I think it might have also had something to do with the fact that Ross Perot and Canon had dumped hundreds of millions of dollars into the company, I'm not sure if it was equity or loans though...
Jason Jackson
What's the size of his penis and how many people sucked it?
Jack Stewart
>pancreatic cancer Sci grad here. If I remember correctly, that shit kills you in 4 months, one of the most aggressive cancers.
Gavin Howard
Metaphorically like the Kendrick song, or literally?
i must be wrong then. He had cancer for yeeeeeeeeeeeears and I remember he needed a liver transplant, so maybe the cancer spread from his liver to his pancreas?
Jackson Parker
>Jobs likes to compare the personal computer to Prometheus stealing fire form the gods
so he was insane?
Carson Brown
Although he did sometime believe his own myth I don't think he believed it, it fits the pattern of him pushing the boundaries to see just how much he could get away with.
There is a story about when he was 17 blatantly lieing to a friend saying "last night Bob Dylan sent a Lear Jet to take me to his concert in Scotland" He didn't believe it himself, but he wanted to see how big of a claim he could get away with.
Carter Jenkins
Self Bump... any actual business questions, not about his benis?

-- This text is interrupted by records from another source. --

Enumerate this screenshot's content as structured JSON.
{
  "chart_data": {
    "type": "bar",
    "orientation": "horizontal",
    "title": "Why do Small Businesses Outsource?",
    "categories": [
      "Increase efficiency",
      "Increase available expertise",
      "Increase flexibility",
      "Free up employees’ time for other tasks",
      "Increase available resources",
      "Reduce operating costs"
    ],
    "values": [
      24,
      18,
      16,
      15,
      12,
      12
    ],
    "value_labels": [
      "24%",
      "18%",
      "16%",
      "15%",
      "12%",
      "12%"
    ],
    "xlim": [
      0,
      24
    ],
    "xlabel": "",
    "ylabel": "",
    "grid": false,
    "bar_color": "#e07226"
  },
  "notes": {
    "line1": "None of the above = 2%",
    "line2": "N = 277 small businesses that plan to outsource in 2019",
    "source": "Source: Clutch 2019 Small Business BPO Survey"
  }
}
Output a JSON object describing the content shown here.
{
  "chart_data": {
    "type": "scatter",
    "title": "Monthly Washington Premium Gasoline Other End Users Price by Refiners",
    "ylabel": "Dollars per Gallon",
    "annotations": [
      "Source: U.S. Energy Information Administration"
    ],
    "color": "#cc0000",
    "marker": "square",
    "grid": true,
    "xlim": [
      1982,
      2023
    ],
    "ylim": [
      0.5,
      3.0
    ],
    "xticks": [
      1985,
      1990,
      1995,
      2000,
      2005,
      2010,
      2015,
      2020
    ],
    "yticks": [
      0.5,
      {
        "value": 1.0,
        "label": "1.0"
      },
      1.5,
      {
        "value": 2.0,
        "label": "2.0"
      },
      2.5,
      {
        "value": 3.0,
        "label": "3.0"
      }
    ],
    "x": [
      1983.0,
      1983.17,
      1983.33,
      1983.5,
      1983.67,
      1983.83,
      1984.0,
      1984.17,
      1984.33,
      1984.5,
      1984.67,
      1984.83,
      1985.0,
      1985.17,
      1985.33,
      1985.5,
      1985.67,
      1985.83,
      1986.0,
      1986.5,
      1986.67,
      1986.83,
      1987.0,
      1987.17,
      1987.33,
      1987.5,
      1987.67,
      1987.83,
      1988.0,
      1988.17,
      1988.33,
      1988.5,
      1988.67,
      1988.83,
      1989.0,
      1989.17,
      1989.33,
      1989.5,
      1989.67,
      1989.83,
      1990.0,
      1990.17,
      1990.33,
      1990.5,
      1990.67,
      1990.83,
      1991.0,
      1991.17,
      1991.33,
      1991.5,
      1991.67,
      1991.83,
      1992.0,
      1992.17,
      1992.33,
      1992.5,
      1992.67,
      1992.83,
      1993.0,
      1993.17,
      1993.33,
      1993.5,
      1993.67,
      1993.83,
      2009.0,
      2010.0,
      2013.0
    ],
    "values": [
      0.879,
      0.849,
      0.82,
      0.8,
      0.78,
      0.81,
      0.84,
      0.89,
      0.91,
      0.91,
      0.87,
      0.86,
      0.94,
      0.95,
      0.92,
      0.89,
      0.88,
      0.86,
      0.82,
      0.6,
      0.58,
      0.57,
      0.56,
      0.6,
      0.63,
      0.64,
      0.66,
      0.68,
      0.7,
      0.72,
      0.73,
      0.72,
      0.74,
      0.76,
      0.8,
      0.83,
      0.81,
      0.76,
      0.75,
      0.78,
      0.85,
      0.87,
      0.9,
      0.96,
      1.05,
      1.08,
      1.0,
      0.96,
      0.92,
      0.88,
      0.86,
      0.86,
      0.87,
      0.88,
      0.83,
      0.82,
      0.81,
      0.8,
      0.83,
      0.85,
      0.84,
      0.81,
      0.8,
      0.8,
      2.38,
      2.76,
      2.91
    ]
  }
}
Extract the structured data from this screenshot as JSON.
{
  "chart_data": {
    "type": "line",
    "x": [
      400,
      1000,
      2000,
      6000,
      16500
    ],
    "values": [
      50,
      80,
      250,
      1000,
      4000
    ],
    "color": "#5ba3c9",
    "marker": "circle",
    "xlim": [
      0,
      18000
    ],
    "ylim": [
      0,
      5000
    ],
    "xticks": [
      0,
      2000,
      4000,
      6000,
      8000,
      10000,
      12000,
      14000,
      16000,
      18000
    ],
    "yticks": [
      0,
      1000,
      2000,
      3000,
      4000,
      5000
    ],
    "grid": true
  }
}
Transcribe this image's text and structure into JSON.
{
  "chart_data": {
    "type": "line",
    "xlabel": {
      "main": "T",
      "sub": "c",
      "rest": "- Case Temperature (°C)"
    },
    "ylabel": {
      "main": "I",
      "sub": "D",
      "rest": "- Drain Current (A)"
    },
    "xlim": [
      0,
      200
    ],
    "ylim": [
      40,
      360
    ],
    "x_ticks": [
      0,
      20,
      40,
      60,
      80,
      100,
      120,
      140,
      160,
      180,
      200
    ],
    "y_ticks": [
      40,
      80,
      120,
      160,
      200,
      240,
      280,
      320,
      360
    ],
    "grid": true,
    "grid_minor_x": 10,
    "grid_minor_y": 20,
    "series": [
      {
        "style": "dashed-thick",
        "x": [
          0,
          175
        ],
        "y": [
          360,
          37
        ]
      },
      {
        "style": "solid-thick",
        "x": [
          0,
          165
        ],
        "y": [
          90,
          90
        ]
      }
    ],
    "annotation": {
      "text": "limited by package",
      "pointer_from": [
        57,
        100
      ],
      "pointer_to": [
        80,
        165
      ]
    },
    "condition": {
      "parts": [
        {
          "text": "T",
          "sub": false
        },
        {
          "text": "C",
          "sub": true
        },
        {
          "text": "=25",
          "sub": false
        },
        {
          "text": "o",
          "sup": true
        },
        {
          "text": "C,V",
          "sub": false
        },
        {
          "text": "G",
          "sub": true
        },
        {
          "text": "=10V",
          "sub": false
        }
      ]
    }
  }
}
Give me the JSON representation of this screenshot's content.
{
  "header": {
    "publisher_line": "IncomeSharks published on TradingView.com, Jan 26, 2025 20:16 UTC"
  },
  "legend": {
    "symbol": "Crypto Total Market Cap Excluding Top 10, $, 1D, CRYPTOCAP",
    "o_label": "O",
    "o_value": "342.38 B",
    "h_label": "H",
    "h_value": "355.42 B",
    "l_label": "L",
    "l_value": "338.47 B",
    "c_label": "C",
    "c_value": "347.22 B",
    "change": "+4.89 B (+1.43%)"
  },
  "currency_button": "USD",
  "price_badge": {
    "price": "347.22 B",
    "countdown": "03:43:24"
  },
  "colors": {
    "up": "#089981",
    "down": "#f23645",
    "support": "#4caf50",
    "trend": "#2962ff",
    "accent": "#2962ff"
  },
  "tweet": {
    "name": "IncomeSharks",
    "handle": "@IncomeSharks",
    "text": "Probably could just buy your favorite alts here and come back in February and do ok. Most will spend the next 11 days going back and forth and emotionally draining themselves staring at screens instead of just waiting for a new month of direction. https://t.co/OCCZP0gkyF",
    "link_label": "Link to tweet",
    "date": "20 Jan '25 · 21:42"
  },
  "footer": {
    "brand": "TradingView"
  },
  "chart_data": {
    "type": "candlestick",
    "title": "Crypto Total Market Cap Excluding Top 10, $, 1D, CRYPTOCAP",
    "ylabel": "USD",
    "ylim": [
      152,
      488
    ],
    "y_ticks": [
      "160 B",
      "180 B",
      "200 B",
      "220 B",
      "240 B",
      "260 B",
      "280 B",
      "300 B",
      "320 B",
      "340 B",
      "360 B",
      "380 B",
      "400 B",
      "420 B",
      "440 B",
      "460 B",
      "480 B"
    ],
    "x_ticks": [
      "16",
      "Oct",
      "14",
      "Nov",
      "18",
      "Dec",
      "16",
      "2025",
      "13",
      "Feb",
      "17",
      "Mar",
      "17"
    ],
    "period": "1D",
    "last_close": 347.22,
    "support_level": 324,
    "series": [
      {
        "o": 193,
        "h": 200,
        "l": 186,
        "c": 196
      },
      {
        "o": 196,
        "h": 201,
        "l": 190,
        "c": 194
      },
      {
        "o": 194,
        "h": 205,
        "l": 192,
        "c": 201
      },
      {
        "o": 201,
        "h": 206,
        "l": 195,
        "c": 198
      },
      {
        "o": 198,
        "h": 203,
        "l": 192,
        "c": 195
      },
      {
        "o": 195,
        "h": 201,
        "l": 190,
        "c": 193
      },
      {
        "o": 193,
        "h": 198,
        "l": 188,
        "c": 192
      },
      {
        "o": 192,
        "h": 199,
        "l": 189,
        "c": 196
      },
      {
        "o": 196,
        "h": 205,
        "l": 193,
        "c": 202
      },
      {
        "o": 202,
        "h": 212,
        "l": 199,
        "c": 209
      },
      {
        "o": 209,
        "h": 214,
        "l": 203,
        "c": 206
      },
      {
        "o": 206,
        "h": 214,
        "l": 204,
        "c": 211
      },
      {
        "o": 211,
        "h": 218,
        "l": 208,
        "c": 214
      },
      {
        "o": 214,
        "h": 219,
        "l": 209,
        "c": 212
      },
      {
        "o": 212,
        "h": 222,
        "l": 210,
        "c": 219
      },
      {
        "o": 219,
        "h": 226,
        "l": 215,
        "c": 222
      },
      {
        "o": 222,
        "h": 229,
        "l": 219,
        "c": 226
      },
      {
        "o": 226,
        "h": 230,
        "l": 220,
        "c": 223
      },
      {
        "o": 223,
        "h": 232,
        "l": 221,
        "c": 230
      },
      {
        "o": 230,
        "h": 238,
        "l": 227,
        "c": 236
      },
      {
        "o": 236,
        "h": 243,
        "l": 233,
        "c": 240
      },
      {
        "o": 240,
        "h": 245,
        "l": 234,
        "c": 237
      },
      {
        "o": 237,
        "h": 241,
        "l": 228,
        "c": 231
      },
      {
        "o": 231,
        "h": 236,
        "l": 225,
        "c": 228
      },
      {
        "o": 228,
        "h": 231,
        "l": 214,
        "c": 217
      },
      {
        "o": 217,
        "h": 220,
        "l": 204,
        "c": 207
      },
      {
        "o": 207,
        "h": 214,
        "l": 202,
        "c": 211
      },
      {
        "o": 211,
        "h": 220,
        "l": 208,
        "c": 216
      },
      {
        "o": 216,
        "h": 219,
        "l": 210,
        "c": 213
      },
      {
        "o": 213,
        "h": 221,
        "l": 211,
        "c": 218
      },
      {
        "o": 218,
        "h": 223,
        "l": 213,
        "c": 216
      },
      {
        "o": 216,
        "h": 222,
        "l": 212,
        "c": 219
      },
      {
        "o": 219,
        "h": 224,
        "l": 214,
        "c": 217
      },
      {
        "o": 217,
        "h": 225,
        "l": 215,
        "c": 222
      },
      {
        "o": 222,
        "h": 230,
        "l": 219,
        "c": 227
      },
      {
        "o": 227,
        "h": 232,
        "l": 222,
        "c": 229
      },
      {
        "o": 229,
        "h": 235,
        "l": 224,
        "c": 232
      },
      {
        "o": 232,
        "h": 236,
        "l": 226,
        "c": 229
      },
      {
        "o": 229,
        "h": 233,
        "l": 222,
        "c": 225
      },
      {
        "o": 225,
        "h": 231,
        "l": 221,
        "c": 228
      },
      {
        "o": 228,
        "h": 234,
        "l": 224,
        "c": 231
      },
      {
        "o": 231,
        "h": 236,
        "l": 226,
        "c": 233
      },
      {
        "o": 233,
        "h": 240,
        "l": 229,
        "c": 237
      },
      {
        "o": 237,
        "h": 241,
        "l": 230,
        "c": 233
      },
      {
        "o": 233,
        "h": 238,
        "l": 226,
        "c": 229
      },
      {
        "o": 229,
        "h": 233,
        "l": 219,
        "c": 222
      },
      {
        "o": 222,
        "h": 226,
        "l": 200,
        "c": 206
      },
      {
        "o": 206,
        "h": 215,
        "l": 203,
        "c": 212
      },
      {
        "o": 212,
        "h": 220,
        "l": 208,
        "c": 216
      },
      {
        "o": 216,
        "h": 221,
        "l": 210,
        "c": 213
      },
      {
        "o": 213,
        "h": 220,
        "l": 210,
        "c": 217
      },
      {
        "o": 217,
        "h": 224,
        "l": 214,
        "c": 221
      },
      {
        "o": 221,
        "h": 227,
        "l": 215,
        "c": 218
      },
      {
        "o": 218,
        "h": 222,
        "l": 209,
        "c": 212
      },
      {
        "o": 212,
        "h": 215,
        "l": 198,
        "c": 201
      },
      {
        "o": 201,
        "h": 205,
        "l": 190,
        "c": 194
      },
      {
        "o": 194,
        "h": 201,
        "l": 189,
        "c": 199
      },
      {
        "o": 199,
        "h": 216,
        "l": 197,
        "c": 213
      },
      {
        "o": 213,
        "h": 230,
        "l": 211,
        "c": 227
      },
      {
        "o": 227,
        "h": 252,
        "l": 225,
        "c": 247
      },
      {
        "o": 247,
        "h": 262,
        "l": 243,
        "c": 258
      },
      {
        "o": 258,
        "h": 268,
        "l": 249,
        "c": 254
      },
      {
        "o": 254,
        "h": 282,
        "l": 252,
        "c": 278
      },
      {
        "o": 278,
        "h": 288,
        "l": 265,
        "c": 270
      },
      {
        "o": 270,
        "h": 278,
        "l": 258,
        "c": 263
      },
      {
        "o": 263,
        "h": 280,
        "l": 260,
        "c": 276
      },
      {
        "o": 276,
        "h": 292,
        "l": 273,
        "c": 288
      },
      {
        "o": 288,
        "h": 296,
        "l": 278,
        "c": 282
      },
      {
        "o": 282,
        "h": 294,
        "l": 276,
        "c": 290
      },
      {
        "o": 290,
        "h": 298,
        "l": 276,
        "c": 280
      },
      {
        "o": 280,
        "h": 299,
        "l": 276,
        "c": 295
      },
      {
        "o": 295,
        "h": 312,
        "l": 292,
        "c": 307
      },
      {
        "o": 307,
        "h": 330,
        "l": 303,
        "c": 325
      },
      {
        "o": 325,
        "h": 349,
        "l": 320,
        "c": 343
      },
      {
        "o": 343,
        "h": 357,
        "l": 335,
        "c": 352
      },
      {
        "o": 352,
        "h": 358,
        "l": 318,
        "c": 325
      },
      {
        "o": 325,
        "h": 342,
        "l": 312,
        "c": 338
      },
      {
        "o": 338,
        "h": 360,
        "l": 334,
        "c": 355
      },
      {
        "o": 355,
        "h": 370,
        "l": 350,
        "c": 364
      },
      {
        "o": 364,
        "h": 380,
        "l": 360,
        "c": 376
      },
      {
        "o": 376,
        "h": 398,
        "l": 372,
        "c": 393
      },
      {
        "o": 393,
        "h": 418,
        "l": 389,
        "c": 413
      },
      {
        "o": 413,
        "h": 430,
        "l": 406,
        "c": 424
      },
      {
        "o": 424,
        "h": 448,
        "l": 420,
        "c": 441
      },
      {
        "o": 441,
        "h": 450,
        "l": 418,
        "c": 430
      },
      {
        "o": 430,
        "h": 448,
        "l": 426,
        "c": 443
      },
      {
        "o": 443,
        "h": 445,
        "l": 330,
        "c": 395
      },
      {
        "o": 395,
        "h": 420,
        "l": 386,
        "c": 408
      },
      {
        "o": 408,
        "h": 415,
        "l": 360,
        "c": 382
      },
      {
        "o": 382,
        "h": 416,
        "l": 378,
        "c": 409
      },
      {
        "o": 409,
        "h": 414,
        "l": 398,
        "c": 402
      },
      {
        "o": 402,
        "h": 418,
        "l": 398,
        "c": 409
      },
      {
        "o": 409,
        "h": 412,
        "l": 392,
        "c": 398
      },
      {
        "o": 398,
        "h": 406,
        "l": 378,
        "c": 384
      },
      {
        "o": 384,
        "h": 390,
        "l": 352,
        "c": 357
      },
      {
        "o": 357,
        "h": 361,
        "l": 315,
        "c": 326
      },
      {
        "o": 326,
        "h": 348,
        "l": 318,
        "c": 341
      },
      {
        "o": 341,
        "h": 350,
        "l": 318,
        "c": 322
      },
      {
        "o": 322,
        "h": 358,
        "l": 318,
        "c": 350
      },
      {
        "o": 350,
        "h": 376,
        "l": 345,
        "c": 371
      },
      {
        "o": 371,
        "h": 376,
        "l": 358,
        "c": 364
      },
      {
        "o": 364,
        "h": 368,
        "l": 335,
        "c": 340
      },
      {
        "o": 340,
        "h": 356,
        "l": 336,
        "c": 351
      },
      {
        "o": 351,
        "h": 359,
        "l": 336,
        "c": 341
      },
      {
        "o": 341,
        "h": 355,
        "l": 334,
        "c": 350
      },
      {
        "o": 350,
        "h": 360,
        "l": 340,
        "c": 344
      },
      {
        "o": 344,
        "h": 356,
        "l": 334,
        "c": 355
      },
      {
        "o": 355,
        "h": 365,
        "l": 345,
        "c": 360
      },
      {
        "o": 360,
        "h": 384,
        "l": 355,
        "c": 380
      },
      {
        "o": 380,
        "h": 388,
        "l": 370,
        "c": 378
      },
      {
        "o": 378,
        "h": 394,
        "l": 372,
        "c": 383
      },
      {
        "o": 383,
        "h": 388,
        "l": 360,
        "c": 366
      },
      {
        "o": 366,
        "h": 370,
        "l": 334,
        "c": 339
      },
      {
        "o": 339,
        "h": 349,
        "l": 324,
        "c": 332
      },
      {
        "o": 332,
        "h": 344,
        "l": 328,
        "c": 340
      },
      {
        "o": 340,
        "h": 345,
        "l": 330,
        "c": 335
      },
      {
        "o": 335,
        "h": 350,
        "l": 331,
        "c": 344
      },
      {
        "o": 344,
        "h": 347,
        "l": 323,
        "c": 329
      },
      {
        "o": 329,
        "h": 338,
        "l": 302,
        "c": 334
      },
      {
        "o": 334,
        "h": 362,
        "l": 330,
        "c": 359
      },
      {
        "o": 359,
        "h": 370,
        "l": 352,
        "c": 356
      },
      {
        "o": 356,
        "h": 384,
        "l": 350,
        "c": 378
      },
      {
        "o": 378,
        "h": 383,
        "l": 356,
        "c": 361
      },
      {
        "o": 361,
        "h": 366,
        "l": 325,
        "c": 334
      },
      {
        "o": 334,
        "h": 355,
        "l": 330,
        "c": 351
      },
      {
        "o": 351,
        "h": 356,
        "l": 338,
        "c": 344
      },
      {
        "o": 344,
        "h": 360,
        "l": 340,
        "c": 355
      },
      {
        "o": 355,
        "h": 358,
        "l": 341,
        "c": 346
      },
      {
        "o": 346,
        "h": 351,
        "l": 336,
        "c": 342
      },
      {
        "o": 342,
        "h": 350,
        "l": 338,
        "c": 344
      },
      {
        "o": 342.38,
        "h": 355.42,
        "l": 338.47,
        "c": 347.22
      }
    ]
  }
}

the fact that retarded autists worship him is embarrassing
literally just a hype conman
Kevin Green
An addendum to that, a sad fact of life is that if you really care sometimes you have to be cruel, you have to push people mentally in ways that you aren't proud of. There's a saying that "greatness doesn't ask for permission", you have to bend the rules, sometimes fuck people over to achieve greatness However Jobs didn't do it because he cared about what he was creating, he was infamously mean to waiters and PAs, he did it because he _could_
Blake Hughes
was he even aware that he was being mean?
Colton Richardson
yes, no doubt.
Hunter Brooks
Looks like someone has been drinking too much of the kool-aid.
Here's a fact: Without a personality type like Steve Jobs had great companies like Apple CAN NOT be built. Only strong men who are willing to bend the rules and break other people are able to make great changes in reality.